Les macronistes sont encore amers. S'il reconnaît la différence entre la rupture promise et le casting gouvernemental, le député Renaissance Éric Bothorel explique:

"L’ouverture ou la non-ouverture d'un gouvernement n'est pas du seul fait de celui qui propose les postes. Elle est aussi du fait de celui qui les refuse. L’attitude de Bruno Retailleau à ce jeu est assez désespérante. Elle conduit à l'affaiblissement et à la démission du gouvernement."

Fadila Khattabi abonde: "On peut dire que l'on n’est pas satisfait, mais comme des ministres délégués allaient être nommés, il aurait pu essayer de peser là-dessus."

"Plus vous mettez des choses sur la table, plus ils en veulent"

Cette dernière n'en reste pas aux seuls LR. Elle cite aussi la gauche, ou plus précisément le Parti socialiste, partenaire avec lequel Sébastien Lecornu souhaitait négocier en priorité pour s'éviter la censure.

Fadila Khattabi leur reproche d'avoir été trop gourmands, alors que le chef du gouvernement avait accédé à l'une de leur demande en renonçant au 49.3.

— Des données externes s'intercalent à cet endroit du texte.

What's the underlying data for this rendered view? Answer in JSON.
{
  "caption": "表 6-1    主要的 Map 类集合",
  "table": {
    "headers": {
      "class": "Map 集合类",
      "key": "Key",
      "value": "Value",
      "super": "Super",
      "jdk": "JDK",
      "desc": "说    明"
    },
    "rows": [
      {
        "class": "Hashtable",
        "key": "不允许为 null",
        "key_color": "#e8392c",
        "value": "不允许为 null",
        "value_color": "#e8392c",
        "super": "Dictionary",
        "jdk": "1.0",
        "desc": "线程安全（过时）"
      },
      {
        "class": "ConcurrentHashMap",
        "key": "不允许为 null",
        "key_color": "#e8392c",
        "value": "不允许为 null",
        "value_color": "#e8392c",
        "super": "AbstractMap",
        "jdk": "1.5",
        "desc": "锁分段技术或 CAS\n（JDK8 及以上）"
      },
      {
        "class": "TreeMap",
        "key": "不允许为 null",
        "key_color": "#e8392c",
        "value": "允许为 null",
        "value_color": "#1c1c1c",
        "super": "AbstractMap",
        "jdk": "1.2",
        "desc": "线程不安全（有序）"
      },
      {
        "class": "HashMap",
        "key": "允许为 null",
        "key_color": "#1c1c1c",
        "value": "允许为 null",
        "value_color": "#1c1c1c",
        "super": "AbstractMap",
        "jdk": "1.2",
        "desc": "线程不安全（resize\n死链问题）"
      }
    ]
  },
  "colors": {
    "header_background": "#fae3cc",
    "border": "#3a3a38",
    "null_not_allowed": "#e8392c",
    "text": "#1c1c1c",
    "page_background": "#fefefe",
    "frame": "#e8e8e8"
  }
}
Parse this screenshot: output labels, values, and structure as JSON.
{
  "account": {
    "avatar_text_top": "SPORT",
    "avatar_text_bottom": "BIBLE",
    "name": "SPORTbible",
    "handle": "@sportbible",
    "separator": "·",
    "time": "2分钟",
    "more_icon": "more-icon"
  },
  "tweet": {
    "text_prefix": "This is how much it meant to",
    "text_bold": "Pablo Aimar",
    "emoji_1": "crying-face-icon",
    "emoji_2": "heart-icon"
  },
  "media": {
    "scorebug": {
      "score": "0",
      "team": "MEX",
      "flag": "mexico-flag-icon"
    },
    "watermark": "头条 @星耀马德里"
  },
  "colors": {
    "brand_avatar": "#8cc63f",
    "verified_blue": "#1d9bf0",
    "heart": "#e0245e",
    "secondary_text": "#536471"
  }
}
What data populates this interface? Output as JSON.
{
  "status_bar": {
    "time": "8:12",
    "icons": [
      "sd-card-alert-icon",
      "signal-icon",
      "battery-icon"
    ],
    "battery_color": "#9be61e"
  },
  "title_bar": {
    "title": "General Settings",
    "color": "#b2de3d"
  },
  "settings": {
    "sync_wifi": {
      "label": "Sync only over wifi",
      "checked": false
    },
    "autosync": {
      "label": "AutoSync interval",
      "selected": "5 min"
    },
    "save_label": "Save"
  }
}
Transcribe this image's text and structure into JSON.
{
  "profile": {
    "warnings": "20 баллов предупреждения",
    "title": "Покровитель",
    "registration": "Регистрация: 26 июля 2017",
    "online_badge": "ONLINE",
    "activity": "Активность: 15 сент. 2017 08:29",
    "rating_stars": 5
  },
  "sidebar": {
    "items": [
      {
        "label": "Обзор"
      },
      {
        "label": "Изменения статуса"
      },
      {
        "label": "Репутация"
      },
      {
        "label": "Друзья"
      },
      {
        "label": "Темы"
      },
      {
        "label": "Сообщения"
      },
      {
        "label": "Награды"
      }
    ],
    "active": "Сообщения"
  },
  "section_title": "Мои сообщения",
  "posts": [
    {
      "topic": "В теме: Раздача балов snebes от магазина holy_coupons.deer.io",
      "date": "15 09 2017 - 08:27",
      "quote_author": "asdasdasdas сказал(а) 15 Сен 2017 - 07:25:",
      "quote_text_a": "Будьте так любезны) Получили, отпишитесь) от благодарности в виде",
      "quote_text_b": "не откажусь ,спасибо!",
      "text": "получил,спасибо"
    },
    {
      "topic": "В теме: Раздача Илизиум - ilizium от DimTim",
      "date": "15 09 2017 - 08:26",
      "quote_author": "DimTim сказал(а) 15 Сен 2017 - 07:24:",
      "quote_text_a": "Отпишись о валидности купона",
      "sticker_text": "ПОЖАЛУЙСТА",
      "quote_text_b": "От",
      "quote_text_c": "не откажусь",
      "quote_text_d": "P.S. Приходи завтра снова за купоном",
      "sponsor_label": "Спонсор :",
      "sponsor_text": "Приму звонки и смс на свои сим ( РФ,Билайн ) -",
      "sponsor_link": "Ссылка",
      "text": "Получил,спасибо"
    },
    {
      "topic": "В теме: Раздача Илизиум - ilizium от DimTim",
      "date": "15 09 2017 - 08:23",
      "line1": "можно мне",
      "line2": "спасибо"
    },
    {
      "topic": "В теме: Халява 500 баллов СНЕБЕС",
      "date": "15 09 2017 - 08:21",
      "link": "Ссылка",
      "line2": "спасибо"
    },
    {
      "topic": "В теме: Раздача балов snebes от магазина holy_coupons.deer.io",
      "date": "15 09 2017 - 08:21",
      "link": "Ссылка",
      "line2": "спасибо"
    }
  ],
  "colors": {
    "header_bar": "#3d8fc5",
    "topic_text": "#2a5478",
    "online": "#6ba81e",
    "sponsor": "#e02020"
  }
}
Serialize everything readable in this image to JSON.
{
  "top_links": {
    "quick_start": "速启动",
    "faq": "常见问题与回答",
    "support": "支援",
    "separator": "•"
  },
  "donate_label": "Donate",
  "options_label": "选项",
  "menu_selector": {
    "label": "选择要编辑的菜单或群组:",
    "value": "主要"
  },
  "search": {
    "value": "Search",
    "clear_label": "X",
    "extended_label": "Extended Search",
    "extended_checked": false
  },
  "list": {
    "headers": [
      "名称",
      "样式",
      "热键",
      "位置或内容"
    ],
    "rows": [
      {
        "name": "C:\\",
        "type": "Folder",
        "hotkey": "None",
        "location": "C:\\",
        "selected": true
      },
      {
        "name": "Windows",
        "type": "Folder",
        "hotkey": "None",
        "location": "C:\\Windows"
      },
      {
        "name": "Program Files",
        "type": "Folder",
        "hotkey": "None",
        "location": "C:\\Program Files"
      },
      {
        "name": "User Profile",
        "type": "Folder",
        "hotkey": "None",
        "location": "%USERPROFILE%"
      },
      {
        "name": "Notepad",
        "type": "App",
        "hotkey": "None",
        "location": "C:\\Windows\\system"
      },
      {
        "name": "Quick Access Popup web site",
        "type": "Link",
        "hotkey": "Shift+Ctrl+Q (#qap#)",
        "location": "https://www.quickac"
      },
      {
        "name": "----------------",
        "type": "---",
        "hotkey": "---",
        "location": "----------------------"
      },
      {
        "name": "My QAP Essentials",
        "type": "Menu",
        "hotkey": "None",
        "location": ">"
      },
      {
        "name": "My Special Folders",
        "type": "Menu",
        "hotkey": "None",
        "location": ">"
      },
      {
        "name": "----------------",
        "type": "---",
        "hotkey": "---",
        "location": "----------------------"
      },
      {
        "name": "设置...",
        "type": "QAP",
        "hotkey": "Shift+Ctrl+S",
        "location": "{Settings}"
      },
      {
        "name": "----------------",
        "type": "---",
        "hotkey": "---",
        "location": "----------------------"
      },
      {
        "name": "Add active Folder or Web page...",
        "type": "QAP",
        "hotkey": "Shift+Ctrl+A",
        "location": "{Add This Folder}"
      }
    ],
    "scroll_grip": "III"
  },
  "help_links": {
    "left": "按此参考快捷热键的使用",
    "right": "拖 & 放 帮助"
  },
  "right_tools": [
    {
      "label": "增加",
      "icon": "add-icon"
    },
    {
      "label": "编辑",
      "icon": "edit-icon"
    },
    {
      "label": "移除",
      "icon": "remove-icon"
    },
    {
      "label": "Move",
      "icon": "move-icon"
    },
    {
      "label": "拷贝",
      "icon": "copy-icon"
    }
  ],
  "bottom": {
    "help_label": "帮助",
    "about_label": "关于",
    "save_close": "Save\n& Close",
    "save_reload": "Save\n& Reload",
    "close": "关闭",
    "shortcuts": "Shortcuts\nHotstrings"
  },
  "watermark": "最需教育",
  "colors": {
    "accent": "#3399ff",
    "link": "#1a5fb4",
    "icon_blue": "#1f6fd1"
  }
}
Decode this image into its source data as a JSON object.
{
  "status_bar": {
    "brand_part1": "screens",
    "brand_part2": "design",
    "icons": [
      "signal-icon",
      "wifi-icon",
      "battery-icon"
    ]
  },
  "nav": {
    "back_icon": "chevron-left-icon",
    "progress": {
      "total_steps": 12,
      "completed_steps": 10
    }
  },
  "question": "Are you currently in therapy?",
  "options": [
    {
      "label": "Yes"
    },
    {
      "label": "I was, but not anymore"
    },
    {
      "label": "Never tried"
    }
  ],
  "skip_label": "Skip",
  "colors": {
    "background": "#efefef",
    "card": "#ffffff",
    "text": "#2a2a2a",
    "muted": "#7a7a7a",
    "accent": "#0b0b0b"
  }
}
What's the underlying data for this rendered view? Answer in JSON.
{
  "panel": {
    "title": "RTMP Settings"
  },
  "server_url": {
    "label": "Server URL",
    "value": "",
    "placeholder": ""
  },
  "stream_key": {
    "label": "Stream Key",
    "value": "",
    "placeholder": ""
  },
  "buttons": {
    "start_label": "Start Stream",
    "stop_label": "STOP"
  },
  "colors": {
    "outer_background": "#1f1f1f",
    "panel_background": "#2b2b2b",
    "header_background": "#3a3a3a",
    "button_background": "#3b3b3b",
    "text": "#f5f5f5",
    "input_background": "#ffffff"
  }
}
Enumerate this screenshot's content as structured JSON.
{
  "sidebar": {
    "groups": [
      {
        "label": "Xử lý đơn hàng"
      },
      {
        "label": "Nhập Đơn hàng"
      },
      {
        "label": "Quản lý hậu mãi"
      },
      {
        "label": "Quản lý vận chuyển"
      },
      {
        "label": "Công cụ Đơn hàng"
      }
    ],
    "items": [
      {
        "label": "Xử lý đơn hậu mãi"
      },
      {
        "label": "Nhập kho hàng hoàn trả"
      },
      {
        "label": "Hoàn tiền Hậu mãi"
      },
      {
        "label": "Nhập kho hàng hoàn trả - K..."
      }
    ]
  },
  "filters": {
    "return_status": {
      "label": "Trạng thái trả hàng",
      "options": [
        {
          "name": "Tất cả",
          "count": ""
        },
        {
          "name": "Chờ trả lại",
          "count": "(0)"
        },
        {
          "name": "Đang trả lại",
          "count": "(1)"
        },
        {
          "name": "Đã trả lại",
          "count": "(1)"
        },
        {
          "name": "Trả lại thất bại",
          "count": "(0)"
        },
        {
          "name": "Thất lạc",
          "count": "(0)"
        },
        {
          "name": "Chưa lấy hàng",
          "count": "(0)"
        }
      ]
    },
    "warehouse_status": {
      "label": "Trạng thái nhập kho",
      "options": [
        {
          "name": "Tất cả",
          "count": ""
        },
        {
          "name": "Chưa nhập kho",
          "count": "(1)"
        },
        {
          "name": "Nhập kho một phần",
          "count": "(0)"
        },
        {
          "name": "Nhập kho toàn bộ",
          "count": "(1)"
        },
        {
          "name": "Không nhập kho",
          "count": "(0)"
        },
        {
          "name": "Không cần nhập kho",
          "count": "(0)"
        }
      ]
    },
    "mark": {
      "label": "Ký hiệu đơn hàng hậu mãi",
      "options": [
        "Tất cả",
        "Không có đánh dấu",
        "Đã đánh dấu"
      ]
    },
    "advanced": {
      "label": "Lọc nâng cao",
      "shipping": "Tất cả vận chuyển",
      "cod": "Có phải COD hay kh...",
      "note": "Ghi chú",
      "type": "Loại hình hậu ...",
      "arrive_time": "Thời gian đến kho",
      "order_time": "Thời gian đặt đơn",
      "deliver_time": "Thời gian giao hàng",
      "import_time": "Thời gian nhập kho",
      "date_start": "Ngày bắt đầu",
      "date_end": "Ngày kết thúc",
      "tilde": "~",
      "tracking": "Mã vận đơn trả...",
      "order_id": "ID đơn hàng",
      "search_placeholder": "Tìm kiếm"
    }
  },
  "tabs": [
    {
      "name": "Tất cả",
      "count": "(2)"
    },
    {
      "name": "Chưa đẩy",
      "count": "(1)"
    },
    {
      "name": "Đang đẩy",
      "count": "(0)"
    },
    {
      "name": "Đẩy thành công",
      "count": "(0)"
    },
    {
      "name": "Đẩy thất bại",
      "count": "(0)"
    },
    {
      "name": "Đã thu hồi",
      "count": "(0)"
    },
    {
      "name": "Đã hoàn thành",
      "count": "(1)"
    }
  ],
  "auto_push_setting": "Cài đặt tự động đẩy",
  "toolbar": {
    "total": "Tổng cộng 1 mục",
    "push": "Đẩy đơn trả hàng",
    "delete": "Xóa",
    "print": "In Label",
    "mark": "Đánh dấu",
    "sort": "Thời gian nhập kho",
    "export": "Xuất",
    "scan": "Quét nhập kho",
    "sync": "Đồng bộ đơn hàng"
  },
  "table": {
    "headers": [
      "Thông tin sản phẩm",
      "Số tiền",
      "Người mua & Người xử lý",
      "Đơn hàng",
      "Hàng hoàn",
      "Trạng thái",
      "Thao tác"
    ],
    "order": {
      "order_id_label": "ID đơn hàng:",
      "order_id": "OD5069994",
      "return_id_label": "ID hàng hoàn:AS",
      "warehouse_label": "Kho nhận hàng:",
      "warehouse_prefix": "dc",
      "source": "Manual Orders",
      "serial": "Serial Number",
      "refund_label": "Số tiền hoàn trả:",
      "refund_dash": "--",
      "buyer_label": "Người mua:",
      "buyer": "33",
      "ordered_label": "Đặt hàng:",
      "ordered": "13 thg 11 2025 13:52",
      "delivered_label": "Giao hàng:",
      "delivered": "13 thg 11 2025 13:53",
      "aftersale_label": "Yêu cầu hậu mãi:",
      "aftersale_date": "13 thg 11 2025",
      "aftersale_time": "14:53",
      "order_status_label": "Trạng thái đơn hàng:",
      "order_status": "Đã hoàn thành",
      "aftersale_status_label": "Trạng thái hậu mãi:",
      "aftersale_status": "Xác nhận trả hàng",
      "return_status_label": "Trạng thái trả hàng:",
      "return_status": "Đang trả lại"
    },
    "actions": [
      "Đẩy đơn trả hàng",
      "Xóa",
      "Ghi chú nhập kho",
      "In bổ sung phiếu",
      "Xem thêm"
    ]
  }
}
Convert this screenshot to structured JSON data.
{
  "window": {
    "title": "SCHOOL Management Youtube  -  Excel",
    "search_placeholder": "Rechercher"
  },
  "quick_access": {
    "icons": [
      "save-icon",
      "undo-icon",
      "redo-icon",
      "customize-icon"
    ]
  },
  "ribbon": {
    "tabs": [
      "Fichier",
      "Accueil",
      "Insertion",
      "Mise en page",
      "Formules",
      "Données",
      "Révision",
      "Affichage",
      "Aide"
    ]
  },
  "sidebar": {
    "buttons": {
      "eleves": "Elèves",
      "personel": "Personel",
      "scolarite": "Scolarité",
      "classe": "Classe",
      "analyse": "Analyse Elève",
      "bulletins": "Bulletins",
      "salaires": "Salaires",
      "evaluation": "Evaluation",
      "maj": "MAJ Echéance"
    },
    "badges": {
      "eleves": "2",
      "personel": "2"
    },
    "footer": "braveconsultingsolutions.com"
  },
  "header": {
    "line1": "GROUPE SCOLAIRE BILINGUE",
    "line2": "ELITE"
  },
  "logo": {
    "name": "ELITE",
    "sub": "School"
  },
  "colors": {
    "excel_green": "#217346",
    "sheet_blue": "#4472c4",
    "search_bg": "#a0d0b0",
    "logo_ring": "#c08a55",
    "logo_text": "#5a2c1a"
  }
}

Démission de Sébastien Lecornu: son discours en intégralité
Démission de Sébastien Lecornu: son discours en intégralité
7:37

"Il y a eu des engagements de pris. Mais j'ai l'impression que plus vous mettez de choses sur la table, plus ils veulent encore", enrage-t-elle.

Les socialistes, eux, avaient souligné que le gouvernement disposait d'autres outils pour agir sur les débats parlementaires, comme la procédure de vote bloqué. Ils réclamaient une victoire sur le fond: en l'occurrence, la suspension de la réforme des retraites.

"Je ne dis pas que la colle est fraîche, mais presque"

Certains macronistes ne jettent pas la pierre. Face à la situation actuelle, le député Renaissance Guillaume Gouffier-Valente (élu dans le Val-de-Marne) préfère parler d'une "responsabilité collective", notant surtout que "la seule famille politique qui grappille des voix dans ce moment trouble est l’extrême droite."

"Abasourdi" par la démission de Sébastien Lecornu, ce parlementaire ne nie pas l'hypothèse d'une nouvelle dissolution, mais évoque trois autres scénarios pour Emmanuel Macron:

  • Nommer la gauche, devenue le premier bloc en termes d'effectifs, alors que "le socle commun a explosé en plein vol"
  • "Choisir une autorité morale et politique forte", comme l'ex-Premier ministre de François Hollande, Bernard Cazeneuve
  • S'en remettre à Gérard Larcher (LR) ou Yaël Braun-Pivet (Renaissance), qui président respectivement le Sénat et l'Assemblée nationale.

Le même met en garde contre de nouvelles élections, qui se feraient sur "seulement 15 jours de campagne" et pourraient favoriser le Rassemblement national: "Ce ne serait pas une campagne de débat programme contre programme. Il y aurait un vote purement émotionnel."

S'ils militent contre une dissolution, les macronistes sont néanmoins en alerte, à l'image d'Éric Bothorel. Lequel confie: "J’ai appelé mes équipes ce matin. Je ne dis pas que la colle est fraîche, mais presque."